Global pollution is only a mortal threat for an Earth-like Type 0 civilization; a Type I civilization has lived for several millennia as a planetary civilization, necessarily achieving ecological planetary balance. Internal problems like wars do pose a serious recurring threat, but they have thousands of years in which to solve racial, national, and sectarian conflicts.

Eventually, after several thousand years, a Type I civilization will exhaust the power of a planet, and will derive their energy by consuming the entire output of their suns energy, or roughly a billion trillion trillion ergs per second.

Kaku continues his brilliant tour concluding that Civilizations beyond Type III may have enough energy to escape our dying universe via holes in space. Lastly he point out that physicist Alan Guth of MIT, one of the originators of the inflationary universe theory, has even computed the energy necessary to create a baby universe in the laboratory (the temperature is 1,000 trillion degrees, which is within the range of these hypothetical civilizations).

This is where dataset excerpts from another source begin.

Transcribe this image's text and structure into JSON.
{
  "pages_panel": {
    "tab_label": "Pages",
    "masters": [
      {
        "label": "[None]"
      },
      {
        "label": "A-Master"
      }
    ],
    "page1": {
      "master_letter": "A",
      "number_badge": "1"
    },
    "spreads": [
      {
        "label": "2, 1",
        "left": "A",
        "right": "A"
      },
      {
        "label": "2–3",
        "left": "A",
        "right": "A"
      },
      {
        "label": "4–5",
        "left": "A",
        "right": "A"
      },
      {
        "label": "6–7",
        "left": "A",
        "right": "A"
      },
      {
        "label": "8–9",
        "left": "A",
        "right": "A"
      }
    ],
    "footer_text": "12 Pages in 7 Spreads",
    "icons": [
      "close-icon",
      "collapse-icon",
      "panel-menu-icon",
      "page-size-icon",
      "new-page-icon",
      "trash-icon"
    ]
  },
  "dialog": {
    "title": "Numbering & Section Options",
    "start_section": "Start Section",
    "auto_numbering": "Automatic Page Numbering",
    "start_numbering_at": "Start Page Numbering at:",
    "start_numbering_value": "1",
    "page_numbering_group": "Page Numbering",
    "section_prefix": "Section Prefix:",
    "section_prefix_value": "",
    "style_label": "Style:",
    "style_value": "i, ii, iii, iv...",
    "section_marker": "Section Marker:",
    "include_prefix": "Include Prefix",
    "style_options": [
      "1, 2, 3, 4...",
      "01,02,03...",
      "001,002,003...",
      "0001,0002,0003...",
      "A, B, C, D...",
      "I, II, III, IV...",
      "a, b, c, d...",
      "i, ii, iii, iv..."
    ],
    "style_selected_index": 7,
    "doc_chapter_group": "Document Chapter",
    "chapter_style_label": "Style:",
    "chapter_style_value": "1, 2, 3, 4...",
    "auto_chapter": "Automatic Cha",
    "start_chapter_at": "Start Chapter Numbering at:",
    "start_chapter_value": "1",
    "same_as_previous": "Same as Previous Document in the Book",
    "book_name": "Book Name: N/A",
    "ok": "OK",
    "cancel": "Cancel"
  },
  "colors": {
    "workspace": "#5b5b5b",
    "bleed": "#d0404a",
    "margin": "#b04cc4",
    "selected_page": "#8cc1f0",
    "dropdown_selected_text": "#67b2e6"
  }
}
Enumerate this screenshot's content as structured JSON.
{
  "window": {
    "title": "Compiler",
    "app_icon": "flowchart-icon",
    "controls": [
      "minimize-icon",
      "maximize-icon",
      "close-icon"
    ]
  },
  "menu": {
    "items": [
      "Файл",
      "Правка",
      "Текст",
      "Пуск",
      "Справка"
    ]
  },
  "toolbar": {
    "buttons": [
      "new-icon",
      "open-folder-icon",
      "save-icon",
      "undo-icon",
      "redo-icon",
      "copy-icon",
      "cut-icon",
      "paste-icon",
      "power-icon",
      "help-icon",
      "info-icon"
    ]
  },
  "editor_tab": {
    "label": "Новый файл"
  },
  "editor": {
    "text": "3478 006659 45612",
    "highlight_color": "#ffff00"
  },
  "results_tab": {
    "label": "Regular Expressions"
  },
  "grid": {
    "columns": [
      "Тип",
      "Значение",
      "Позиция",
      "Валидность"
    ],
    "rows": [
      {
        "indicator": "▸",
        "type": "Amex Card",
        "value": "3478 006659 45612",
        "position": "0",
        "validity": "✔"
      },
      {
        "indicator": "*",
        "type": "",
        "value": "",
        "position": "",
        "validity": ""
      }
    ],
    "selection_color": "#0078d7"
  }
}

Of course, until someone actually makes contact with an advanced civilization, all of this amounts to speculation tempered with the laws of physics, no more than a useful guide in our search for extra-terrestrial intelligence. But one day, many of us will gaze at the encyclopedia containing the coordinates of perhaps hundreds of earth-like planets in our sector of the galaxy. Then we will wonder, what a civilization a millions years ahead of ours will look like.

Casey Kazan.

Comments

Ian Kemmish says:

It's quite easy to guess how advanced aliens are likely to be - they are most likely stromatolites!

For three and a half of the four billion years in which there's been life on Earth, stromatolites have been the most advanced, and indeed dominant, form of that life. As Dr Iain Stewart points out in the BBC's"Earth: power of the planet", it's only due to two freak climatic events - the start of "snowball earth" and later on its end - that anything more advanced evolved at all.

Requiem says:

"Then we will wonder, what a civilization a millions years ahead of ours will look like."

Could we recognize it? they probably could assume any shape and live in every environment or jump between universes at will, I think millions of years ahead is pushing it a little to much.